The session itself offered a small demonstration of innovating with AI in practice. The Alliance piloted a live, low-cost AI interpretation tool, developed with the help of AI, between English and Spanish during the webinar. Responding to Hoyos’ presentation, Keisuke Nakagawa, Director of Strategic Impact and Growth at the University of California at San Diego Health’s Jacobs Center for Health Innovation noted that he had followed the remarks using the AI interpretation feature and described it as “such a living example in real time of how technology is allowing us and enabling us to collaborate globally”.

For Nakagawa, the substance of Hoyos’ remarks was equally striking: “we are having the exact same conversations in San Diego, California, as you are having in El Salvador”. The tools may differ and the infrastructure may vary, but the underlying questions – about workforce readiness, evaluation, governance and equity – are shared.

Bianca Frogner, Director of the Center for Health Workforce Studies at the University of Washington shifted the focus to the research workforce itself. AI is increasingly being used to assist with coding, statistical translation across platforms, debugging and drafting manuscripts. These applications can reduce time spent on repetitive technical tasks and potentially shorten the path from analysis to publication.

Yet she cautioned that expanded data volumes and automated text generation bring new risks. Concerns about data integrity, uneven access to computational resources and the responsible use of generative tools are becoming part of everyday research practice. Ultimately, she reminded participants that AI remains a tool, and that people retain responsibility for interpretation and judgement.

Responding from the perspective of health systems research in China, Roman Xu, Professor of Global Health and Health Systems of Southern Medical University, argued that the implications for HPSR extend beyond technical skills. Training researchers to use AI tools is important, he suggested, but so is building the capacity to evaluate and govern them. Health policy and systems researchers must be able to ask how algorithms perform in local populations, how bias is monitored over time and how AI systems are integrated into broader service delivery strategies.

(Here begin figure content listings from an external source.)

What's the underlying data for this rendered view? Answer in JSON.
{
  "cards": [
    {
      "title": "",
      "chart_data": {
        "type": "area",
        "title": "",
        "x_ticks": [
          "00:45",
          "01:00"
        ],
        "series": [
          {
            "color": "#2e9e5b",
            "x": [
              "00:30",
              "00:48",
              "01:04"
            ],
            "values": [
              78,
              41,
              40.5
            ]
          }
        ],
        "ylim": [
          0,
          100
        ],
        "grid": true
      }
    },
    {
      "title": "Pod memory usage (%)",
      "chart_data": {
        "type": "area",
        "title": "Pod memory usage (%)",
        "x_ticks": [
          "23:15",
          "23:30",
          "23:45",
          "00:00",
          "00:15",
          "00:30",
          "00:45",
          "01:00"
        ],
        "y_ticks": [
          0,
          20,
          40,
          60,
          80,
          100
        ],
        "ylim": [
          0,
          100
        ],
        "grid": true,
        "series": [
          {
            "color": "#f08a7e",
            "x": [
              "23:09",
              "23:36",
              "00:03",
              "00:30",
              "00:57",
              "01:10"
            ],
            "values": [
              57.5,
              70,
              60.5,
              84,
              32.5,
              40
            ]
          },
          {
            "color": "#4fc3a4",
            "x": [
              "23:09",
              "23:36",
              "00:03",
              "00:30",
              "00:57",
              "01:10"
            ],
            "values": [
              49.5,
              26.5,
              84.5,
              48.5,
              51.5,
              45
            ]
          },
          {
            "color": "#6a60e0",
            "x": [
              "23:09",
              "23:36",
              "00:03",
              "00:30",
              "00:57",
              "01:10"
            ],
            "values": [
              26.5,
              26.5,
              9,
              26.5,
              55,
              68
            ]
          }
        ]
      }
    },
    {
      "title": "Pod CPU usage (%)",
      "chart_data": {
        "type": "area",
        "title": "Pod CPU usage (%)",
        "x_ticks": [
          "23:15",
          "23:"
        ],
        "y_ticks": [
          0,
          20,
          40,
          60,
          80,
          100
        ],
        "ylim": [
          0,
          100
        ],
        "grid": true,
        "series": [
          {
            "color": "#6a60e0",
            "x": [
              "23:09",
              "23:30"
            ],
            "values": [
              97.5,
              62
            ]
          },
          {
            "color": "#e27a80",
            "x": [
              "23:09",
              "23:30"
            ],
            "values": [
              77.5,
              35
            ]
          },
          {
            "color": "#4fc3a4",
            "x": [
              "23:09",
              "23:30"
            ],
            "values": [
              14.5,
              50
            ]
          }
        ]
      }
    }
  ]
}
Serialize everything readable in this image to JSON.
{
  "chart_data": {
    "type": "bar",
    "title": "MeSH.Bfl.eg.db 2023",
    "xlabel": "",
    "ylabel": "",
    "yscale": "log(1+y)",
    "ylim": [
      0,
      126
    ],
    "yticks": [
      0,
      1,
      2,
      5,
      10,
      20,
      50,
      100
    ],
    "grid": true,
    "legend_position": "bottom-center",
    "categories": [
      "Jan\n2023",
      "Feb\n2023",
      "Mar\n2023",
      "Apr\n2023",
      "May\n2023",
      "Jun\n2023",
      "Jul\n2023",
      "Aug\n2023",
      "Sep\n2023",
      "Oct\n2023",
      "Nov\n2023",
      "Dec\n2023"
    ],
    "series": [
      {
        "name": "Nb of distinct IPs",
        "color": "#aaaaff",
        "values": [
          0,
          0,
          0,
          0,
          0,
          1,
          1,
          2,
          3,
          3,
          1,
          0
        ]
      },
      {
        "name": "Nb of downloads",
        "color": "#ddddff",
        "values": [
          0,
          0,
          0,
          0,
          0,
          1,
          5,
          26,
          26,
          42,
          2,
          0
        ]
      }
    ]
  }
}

Overall, the conversation showcased how artificial intelligence is already shaping how evidence is generated, synthesized and translated into policy. Research institutions are adjusting workflows. National health systems are experimenting with new analytical tools. Researchers are renegotiating what counts as authorship, expertise and methodological rigour.

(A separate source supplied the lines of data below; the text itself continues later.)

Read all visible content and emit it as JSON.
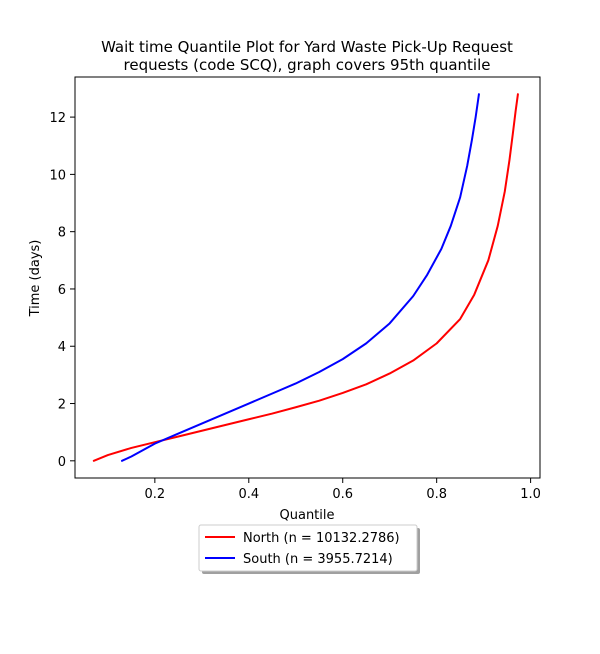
{
  "chart_data": {
    "type": "line",
    "title": "Wait time Quantile Plot for Yard Waste Pick-Up Request\nrequests (code SCQ), graph covers 95th quantile",
    "xlabel": "Quantile",
    "ylabel": "Time (days)",
    "xlim": [
      0.03,
      1.02
    ],
    "ylim": [
      -0.6,
      13.4
    ],
    "xticks": [
      0.2,
      0.4,
      0.6,
      0.8,
      1.0
    ],
    "xtick_labels": [
      "0.2",
      "0.4",
      "0.6",
      "0.8",
      "1.0"
    ],
    "yticks": [
      0,
      2,
      4,
      6,
      8,
      10,
      12
    ],
    "ytick_labels": [
      "0",
      "2",
      "4",
      "6",
      "8",
      "10",
      "12"
    ],
    "grid": false,
    "legend_position": "below-center",
    "series": [
      {
        "name": "North (n = 10132.2786)",
        "color": "#ff0000",
        "x": [
          0.07,
          0.1,
          0.15,
          0.2,
          0.25,
          0.3,
          0.35,
          0.4,
          0.45,
          0.5,
          0.55,
          0.6,
          0.65,
          0.7,
          0.75,
          0.8,
          0.85,
          0.88,
          0.91,
          0.93,
          0.945,
          0.955,
          0.962,
          0.968,
          0.973
        ],
        "y": [
          0.0,
          0.2,
          0.45,
          0.65,
          0.85,
          1.05,
          1.25,
          1.45,
          1.65,
          1.87,
          2.1,
          2.37,
          2.67,
          3.05,
          3.5,
          4.1,
          4.95,
          5.8,
          7.0,
          8.2,
          9.4,
          10.5,
          11.4,
          12.2,
          12.8
        ]
      },
      {
        "name": "South (n = 3955.7214)",
        "color": "#0000ff",
        "x": [
          0.13,
          0.15,
          0.2,
          0.25,
          0.3,
          0.35,
          0.4,
          0.45,
          0.5,
          0.55,
          0.6,
          0.65,
          0.7,
          0.75,
          0.78,
          0.81,
          0.83,
          0.85,
          0.865,
          0.875,
          0.883,
          0.89
        ],
        "y": [
          0.0,
          0.15,
          0.6,
          0.95,
          1.3,
          1.65,
          2.0,
          2.35,
          2.7,
          3.1,
          3.55,
          4.1,
          4.8,
          5.75,
          6.5,
          7.4,
          8.2,
          9.2,
          10.3,
          11.2,
          12.0,
          12.8
        ]
      }
    ]
  }
}
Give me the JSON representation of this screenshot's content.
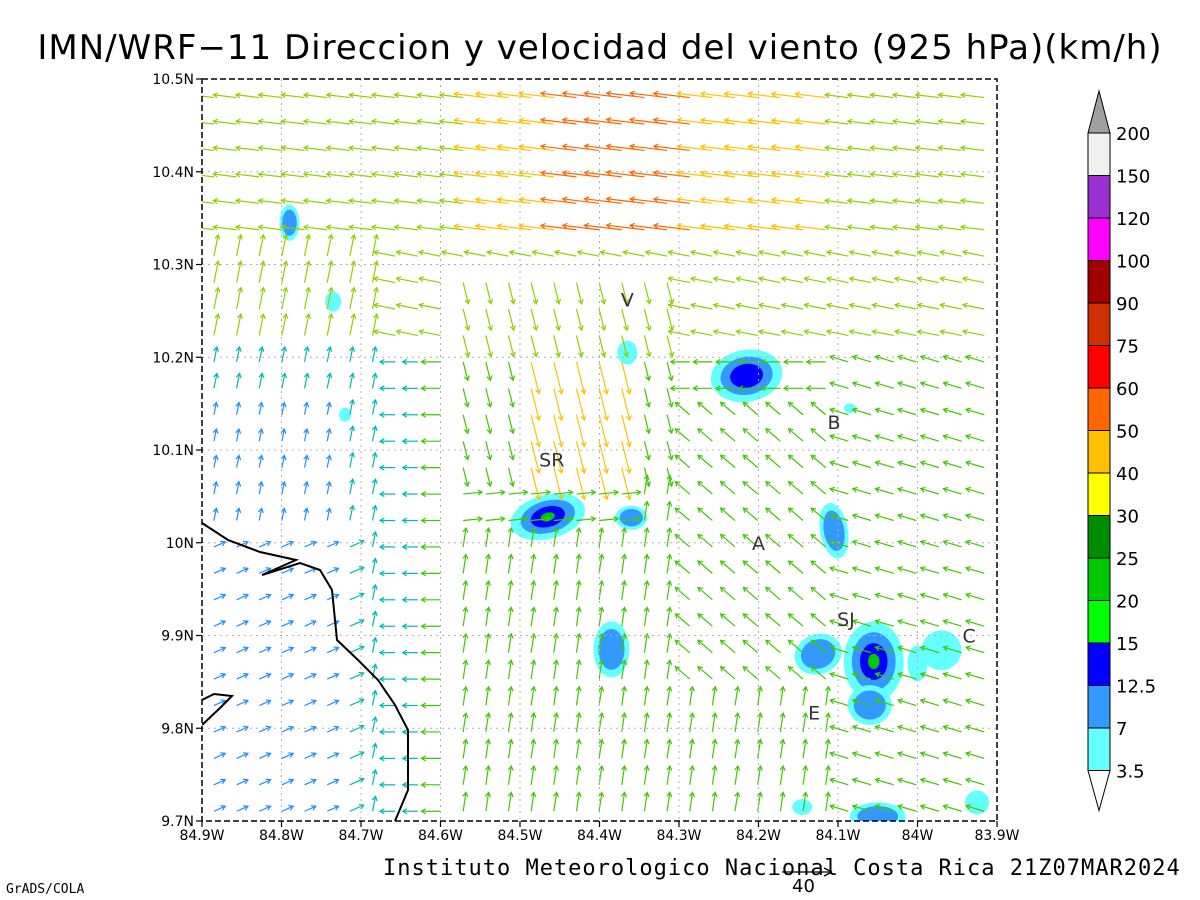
{
  "title": "IMN/WRF−11 Direccion y velocidad del viento (925 hPa)(km/h)",
  "footer": "Instituto Meteorologico Nacional Costa Rica 21Z07MAR2024",
  "credit": "GrADS/COLA",
  "reference_vector": {
    "label": "40"
  },
  "axes": {
    "lat_ticks": [
      "10.5N",
      "10.4N",
      "10.3N",
      "10.2N",
      "10.1N",
      "10N",
      "9.9N",
      "9.8N",
      "9.7N"
    ],
    "lon_ticks": [
      "84.9W",
      "84.8W",
      "84.7W",
      "84.6W",
      "84.5W",
      "84.4W",
      "84.3W",
      "84.2W",
      "84.1W",
      "84W",
      "83.9W"
    ],
    "lat_range": [
      9.7,
      10.5
    ],
    "lon_range": [
      -84.9,
      -83.9
    ]
  },
  "places": [
    {
      "label": "V",
      "lon": -84.365,
      "lat": 10.262
    },
    {
      "label": "SR",
      "lon": -84.46,
      "lat": 10.09
    },
    {
      "label": "B",
      "lon": -84.105,
      "lat": 10.13
    },
    {
      "label": "A",
      "lon": -84.2,
      "lat": 10.0
    },
    {
      "label": "SJ",
      "lon": -84.09,
      "lat": 9.918
    },
    {
      "label": "C",
      "lon": -83.935,
      "lat": 9.9
    },
    {
      "label": "E",
      "lon": -84.13,
      "lat": 9.817
    }
  ],
  "legend": {
    "labels": [
      "200",
      "150",
      "120",
      "100",
      "90",
      "75",
      "60",
      "50",
      "40",
      "30",
      "25",
      "20",
      "15",
      "12.5",
      "7",
      "3.5"
    ],
    "colors": [
      "#a0a0a0",
      "#f0f0f0",
      "#9b30d0",
      "#ff00ff",
      "#a00000",
      "#d03000",
      "#ff0000",
      "#ff6600",
      "#ffc000",
      "#ffff00",
      "#008c00",
      "#00c800",
      "#00ff00",
      "#0000ff",
      "#3399ff",
      "#66ffff"
    ]
  },
  "colors": {
    "coast": "#000000",
    "grid": "#b0b0b0",
    "shade_light": "#66ffff",
    "shade_mid": "#3399ff",
    "shade_dark": "#0000ff",
    "shade_max": "#00c800"
  }
}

For HPSR, this moment is less about technological adoption and more about direction-setting. The field has long grappled with questions of equity, accountability and context. AI introduces new tools into that landscape, but it does not change those guiding principles. However, it does present the possibility of transforming who is able to undertake HPSR and where this is done, potentially expanding its reach and impact.

In her closing reflections, moderator Ivor Horn underscored the leadership dimension of AI adoption, pointing to the importance of governance that creates “safe work environments” and asking what it means to allow teams to test and learn as new tools are introduced.

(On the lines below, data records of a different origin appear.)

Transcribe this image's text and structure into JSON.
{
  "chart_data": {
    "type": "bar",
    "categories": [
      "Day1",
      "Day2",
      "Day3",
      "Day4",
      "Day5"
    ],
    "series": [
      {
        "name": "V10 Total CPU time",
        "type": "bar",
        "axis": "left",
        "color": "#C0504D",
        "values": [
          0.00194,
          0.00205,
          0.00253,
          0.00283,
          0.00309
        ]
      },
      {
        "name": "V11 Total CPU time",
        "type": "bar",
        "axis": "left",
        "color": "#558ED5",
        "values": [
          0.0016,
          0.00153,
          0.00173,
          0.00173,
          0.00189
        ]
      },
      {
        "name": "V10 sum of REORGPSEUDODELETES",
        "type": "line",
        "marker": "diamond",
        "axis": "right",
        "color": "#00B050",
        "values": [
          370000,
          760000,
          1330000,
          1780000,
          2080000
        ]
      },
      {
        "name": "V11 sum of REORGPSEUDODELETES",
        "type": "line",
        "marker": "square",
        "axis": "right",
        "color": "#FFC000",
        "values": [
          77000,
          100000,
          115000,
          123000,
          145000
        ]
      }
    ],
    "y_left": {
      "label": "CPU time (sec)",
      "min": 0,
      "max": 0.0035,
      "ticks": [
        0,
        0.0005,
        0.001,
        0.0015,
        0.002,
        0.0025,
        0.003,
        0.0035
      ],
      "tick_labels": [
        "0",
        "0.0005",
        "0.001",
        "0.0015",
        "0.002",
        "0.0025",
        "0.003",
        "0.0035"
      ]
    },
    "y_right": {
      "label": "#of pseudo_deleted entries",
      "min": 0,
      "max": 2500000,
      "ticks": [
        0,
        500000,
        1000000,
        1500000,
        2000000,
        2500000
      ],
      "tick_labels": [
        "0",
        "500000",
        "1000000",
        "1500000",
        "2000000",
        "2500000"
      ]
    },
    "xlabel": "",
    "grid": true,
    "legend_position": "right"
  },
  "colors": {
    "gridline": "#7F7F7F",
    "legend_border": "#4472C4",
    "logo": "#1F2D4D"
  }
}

The webinar closed with a recognition that the choices being made now – in research teams, ministries of health and academic institutions – will shape how AI ultimately functions within health systems. For the HPSR community, the work ahead lies in ensuring that innovation strengthens the link between evidence and decision-making. As part of that effort, the Alliance is currently developing a manual on the responsible use of artificial intelligence in health policy and systems research, aimed at supporting institutions to navigate questions of quality, equity and governance in a rapidly evolving landscape. The question is not whether AI should or will be used for HPSR, as this is a given – rather, it is which elements must remain human-led, what constitutes acceptable and equitable use, and how can AI enable HPSR to have greater impact on improving health and health equity.